When Measure R passed last November, it promised voters a healthy mix of transit and road projects. But 30/10 neglects to include any highway projects. This circumvents the mobility promises made to the gateway cities - the San Gabriel, Antelope and Santa Clarita valleys - and the Glendale/Burbank subregion, which have most or all of their Measure R dollars allotted for highway projects.
The county Economic Development Corp. last week released a report stating that 67 percent of the jobs, economic output and earnings generated by Measure R come from highway projects, with the remaining 33 percent from transit projects. Without incorporating highway projects, the 30/10 plan will leave behind 341,500 jobs, $46.3 billion in economic output and $15.1 billion in earnings. We cannot afford to leave the benefits of highways out of 30/10.
Our county's San Fernando, Antelope and Santa Clarita valleys, under 30/10, would continue to receive the short end of the stick from the city of Los Angeles and the MTA.
The San Fernando Valley, for example, which represents one-fifth of the county's population and 40 percent of the city of Los Angeles, is slated to receive a paltry 13 percent of the city's Measure R dollars and benefit little from the transit plan. The Orange Line Extension, which is under construction, will finish construction and be up and running well before 2020 regardless of 30/10.

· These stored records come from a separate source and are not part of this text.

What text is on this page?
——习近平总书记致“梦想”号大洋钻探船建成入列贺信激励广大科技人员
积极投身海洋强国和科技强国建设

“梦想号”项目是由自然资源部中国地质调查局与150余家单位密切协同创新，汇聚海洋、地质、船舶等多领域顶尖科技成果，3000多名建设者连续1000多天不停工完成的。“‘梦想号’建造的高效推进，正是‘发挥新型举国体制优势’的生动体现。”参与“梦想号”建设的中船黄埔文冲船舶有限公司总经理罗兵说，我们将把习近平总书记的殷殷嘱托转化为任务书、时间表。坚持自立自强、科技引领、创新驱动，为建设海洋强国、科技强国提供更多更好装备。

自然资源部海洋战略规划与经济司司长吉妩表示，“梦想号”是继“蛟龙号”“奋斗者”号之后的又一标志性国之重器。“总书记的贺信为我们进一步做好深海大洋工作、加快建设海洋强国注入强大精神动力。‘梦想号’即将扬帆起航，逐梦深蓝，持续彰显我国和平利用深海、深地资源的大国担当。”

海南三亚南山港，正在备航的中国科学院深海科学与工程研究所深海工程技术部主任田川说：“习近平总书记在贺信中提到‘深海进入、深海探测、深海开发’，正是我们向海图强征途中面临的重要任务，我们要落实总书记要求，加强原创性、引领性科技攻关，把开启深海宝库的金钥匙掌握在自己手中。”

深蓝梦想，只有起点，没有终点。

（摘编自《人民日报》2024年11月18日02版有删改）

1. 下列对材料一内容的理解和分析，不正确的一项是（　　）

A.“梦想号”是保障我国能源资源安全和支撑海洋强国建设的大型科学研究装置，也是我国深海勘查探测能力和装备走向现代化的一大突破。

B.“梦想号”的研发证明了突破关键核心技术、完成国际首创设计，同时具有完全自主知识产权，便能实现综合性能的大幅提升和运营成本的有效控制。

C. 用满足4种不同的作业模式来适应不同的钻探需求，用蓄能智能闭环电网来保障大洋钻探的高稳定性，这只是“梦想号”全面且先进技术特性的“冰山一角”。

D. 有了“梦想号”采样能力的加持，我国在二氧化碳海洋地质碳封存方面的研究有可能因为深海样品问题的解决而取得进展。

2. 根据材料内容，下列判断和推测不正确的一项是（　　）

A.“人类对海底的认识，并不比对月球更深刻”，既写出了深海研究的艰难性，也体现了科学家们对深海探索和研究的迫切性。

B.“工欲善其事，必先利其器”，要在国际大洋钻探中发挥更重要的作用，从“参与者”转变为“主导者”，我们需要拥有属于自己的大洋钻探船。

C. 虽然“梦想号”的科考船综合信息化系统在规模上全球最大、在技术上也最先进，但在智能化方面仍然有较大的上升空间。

In the northern county areas, the Santa Clarita and Antelope valleys will grow from 7 percent to 11 percent of the county's population by 2030, but will only receive 5 percent of Measure R funds and no 30/10 projects.
Furthermore, 30/10, as it is written, includes no firewalls or caps on the projects. Only two of the 12 Measure R transit projects - the Gold Line Extension and Orange Line Extension - have their environmental work done, thus any cost estimates for projects like the Wilshire subway extension are not reliable. If project cost estimates go up because of either poor project management or completed environmental review results, would 30/10 cannibalize itself by taking funds from one project to another or use new federal, state or unclaimed local tax dollars to backfill project budgets?
Specific language is required to ensure each of the transit projects are built within their budgets without comprising funds to be utilized by the MTA to provide its mobility duties.
Lastly, accelerating construction for 30/10 transit projects without identifying new revenue sources to operate is a recipe for disaster.
With transit operation funds from the state drying up and federal assistance negligible, the 30/10 plan will require the MTA board to de-fund bus operations, raise fares or propose a new local sales tax to fund the new rail commitments on an accelerated schedule.
Prior to endorsing the 30/10 plan these issues must be vetted at the MTA, and I look forward to working with the board of directors to ensure the plan is regional, balanced, equitable and supported by the entire county.
Michael D. Antonovich represents District 5, which includes Santa Clarita Valley, on the Los Angeles County Board of Supervisors. His column reflects his own views and not necessarily those of The Signal.